(Editor's Note: Robert Propst uses meditations from Berry Simpson in his training for the Peppers, a group of Holy Communion men who meet at 6 a.m. to prepare for the Book It 5K. They met this morning for the first time in preparation for this year's race on September 16.)
Close to Holy
Last week I read Psalm 42:2, “My soul thirsts for God,” and it launched me to wondering how I could make that my story. How can my soul become thirsty for God?
Does that sort of thing come naturally for human beings created by God in his own image? Or is it a thirst we develop through spiritual practices? Or could it be a completely free gift from God?
Or an even better question might be, why am I not constantly thirsty, like the Psalmist? Is it because I’m not paying attention? Do I come close to holy without seeing it?
Rachel Naomi Remen, an author, physician and founder of the Institute for the Study of Health and Illness, wrote about a physician’s seminar in which she asked the doctors to use stethoscopes to listen to their own hearts. Once they all stopped diagnosing themselves and settled into really listening to what they heard, the room became quiet and mysterious. She said after the exercise was over, there was a long silence. Then one of the cardiologists began to speak about his work and to wonder aloud how one could be so close to something holy and not know it.
The doctor quoted a prayer from Gates of Prayer (a Jewish prayer book), “Days pass and the years vanish, and we walk sightless among miracles. How filled with awe is this place and we did not know it.”
It’s so easy to underestimate the significance of our lives, to find ourselves standing beside God’s gifts and not recognize them.

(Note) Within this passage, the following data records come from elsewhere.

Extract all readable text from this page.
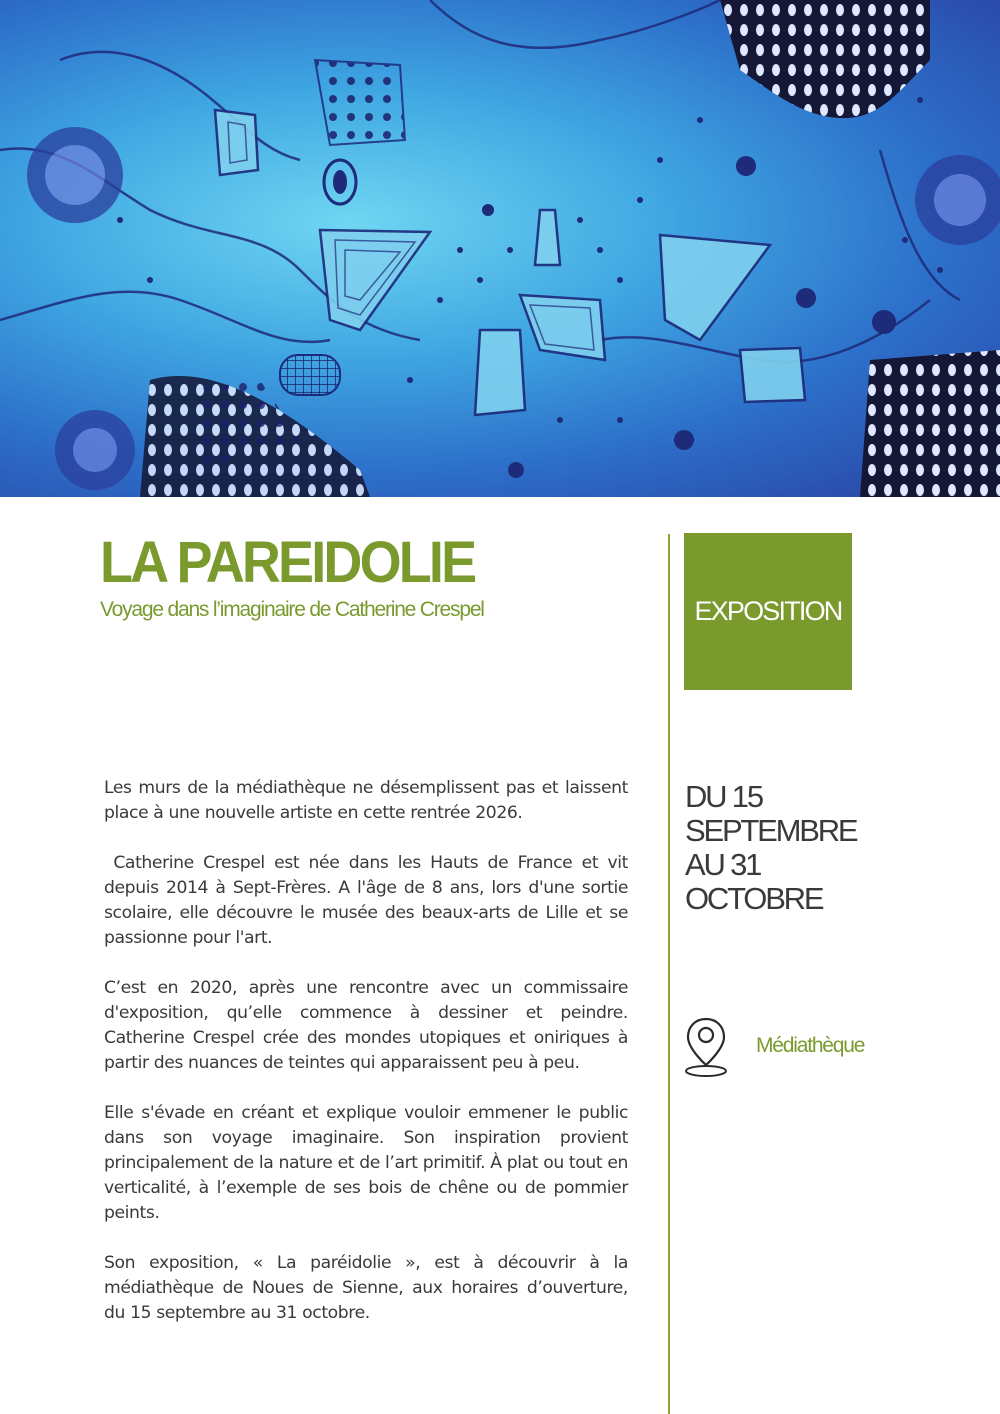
LA PAREIDOLIE

Voyage dans l’imaginaire de Catherine Crespel	EXPOSITION
DU 15
SEPTEMBRE
AU 31
OCTOBRE
Médiathèque

Les murs de la médiathèque ne désemplissent pas et laissent place à une nouvelle artiste en cette rentrée 2026.

Catherine Crespel est née dans les Hauts de France et vit depuis 2014 à Sept-Frères. A l'âge de 8 ans, lors d'une sortie scolaire, elle découvre le musée des beaux-arts de Lille et se passionne pour l'art.

C’est en 2020, après une rencontre avec un commissaire d'exposition, qu’elle commence à dessiner et peindre. Catherine Crespel crée des mondes utopiques et oniriques à partir des nuances de teintes qui apparaissent peu à peu.

Elle s'évade en créant et explique vouloir emmener le public dans son voyage imaginaire. Son inspiration provient principalement de la nature et de l’art primitif. À plat ou tout en verticalité, à l’exemple de ses bois de chêne ou de pommier peints.

Son exposition, « La paréidolie », est à découvrir à la médiathèque de Noues de Sienne, aux horaires d’ouverture, du 15 septembre au 31 octobre.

One of my recently favorite movies, About Time, is a 2013 British romantic comedy about a young man with the special ability to travel back in time, a power he used to change his past in order to improve his future. Of course, he learns there are great limits to what time travel can achieve, and it can be dangerous. He eventually understands his most valuable gift is to notice the details of every day, to live in the present, to look for the holy as it happens.
God once reminded me, personally, to pay more attention when I was attending a Wild at Heart Advanced Camp at Crooked Creek Ranch in Colorado. After watching the movie August Rush, which affected me deeply, God brought me to the edge of my emotional limits by speaking through my own voice, “I’m sorry, I didn’t know how big it is.”
I had been underestimating the impact and significance of the gifts and abilities he had given to me. I was so fixed on the details of daily life and the specifics of ministry, I forgot how big it was. I had missed the awe. I was walking sightless among miracles. I wasn’t thirsty for God.
So, my prayer for this summer while I’m hiking the mountains is that I will stay thirsty and pay attention to the miracles surrounding me.
If you want to pray for me, pray the same prayer quoted by the cardiologist in Ms. Remen’s seminar: Days pass and the years vanish, and we walk sightless among miracles. Lord, fill our eyes with seeing and our minds with knowing. Let there be moments when your Presence, like lightning, illumines the darkness in which we walk. Help us to see, wherever we gaze, that the bush burns, unconsumed. And we, clay touched by God, will reach out for holiness and exclaim in wonder, “How filled with awe is this place and we did not know it.”
“I run in the path of Your commands, for You have set my heart free.” Psalm 119:32
(Berry Simpson is an engineer, marathon runner and the author of three books: Remodeled, Running with God, and Retreating with God.)